01 Nov

ISO 27001:2013 Information Security Management System

Information security is the protection of information to ensure:

    • Confidentiality: ensuring that the information is accessible only to those authorized to access it.
    • Integrity: ensuring that the information is accurate and complete and that the information is not modified without authorization.
  • Availability: ensuring that the information is accessible to authorized users when required.
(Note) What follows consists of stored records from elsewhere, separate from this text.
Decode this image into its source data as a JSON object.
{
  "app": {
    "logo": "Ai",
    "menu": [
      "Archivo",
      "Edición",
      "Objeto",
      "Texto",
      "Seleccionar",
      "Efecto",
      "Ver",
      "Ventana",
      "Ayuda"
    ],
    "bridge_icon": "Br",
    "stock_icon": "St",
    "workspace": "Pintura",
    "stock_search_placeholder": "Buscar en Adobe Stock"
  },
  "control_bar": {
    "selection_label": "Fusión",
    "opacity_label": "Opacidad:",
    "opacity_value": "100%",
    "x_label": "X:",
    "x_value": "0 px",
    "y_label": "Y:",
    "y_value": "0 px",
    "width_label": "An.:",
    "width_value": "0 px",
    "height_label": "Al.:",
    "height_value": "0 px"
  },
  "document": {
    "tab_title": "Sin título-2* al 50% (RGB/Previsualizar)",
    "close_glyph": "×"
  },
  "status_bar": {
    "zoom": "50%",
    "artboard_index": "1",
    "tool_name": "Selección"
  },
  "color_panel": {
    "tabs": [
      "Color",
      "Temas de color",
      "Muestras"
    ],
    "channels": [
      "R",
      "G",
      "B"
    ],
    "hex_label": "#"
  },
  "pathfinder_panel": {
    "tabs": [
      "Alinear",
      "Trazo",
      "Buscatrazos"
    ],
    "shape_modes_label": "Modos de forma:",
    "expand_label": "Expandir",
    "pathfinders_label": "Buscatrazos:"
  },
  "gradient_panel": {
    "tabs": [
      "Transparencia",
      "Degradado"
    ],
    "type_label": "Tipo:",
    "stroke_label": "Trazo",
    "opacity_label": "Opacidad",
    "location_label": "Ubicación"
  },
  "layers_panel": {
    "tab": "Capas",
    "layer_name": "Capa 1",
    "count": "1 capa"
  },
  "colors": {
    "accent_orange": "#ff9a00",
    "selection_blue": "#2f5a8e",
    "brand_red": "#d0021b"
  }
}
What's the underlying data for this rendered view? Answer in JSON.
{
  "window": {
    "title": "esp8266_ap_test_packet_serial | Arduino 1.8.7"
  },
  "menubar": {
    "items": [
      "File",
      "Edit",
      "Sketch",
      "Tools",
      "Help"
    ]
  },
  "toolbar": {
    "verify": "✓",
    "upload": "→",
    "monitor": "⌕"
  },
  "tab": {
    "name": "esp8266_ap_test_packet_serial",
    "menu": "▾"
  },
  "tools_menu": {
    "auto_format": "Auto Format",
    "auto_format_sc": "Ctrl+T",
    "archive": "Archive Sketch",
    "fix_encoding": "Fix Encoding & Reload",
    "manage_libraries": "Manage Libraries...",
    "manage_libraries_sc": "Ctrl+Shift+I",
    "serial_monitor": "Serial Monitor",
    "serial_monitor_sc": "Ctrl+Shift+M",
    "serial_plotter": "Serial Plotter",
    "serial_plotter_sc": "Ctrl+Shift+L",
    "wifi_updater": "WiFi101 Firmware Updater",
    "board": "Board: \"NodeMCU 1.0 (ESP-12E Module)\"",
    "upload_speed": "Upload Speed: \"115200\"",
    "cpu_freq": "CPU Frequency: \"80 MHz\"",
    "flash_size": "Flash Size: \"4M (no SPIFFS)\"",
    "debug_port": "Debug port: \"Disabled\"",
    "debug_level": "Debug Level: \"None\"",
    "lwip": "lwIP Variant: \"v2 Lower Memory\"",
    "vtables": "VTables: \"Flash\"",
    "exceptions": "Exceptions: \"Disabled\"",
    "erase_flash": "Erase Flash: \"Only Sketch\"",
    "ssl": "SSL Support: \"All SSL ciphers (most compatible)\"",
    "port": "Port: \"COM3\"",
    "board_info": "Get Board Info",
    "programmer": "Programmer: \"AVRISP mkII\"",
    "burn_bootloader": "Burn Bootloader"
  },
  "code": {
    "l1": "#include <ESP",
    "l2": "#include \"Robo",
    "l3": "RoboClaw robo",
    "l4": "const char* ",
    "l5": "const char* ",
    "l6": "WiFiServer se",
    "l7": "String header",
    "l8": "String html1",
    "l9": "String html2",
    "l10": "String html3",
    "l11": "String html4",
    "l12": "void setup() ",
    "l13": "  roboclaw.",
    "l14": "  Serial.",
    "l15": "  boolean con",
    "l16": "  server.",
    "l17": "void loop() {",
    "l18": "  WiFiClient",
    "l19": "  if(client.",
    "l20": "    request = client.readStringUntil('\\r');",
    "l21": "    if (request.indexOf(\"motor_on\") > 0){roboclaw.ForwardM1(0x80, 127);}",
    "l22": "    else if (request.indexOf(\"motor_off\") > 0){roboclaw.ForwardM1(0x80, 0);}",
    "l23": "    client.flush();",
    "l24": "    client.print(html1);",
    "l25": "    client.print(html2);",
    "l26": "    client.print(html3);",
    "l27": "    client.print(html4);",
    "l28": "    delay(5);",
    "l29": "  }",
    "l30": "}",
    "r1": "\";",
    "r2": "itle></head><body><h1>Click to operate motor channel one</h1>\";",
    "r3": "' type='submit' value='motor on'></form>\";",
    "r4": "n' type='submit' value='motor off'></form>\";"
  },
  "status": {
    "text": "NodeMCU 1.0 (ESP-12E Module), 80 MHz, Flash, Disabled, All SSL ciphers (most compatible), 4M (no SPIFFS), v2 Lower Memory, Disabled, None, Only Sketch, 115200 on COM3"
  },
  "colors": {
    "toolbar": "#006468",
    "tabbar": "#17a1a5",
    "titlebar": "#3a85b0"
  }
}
Information security is achieved by applying a suitable set of controls (policies, processes, procedures, organizational structures, and software and hardware functions). An Information Security Management System (ISMS) is way to protect and manage information based on a systematic business risk approach, to establish, implement, operate, monitor, review, maintain, and improve information security. It is an organizational approach to information security.
ISO publishes two standards that focus on an organization’s ISMS:

    • The code of practice standard: ISO 27002. This standard can be used as a starting point for developing an ISMS. It provides guidance for planning and implementing a program to protect information assets. It also provides a list of controls (safeguards) that you can consider implementing as part of your ISMS.
    • The management system standard: ISO 27001. This standard is the specification for an ISMS. It explains how to apply ISO/IEC 27002. It provides the standard against which certification is performed, including a list of required documents. An organization that seeks certification of its ISMS is examined against this standard.
    • The standards set forth the following practices:

      • All activities must follow a method. The method is arbitrary but must be well defined and documented.
      • A company or organization must document its own security goals. An auditor will verify whether these requirements are fulfilled.
      • All security measures used in the ISMS shall be implemented as the result of a risk analysis in order to eliminate or reduce risks to an acceptable level.
      • The standard offers a set of security controls. It is up to the organization to choose which controls to implement based on the specific needs of their business.
      • A process must ensure the continuous verification of all elements of the security system through audits and reviews.
    • A process must ensure the continuous improvement of all elements of the information and security management system. (The ISO 27001 standard adopts the Plan-Do-Check-Act [PDCA] model as its basis and expects the model will be followed in an ISMS implementation.)
    • These practices form the framework within which you will establish an ISMS.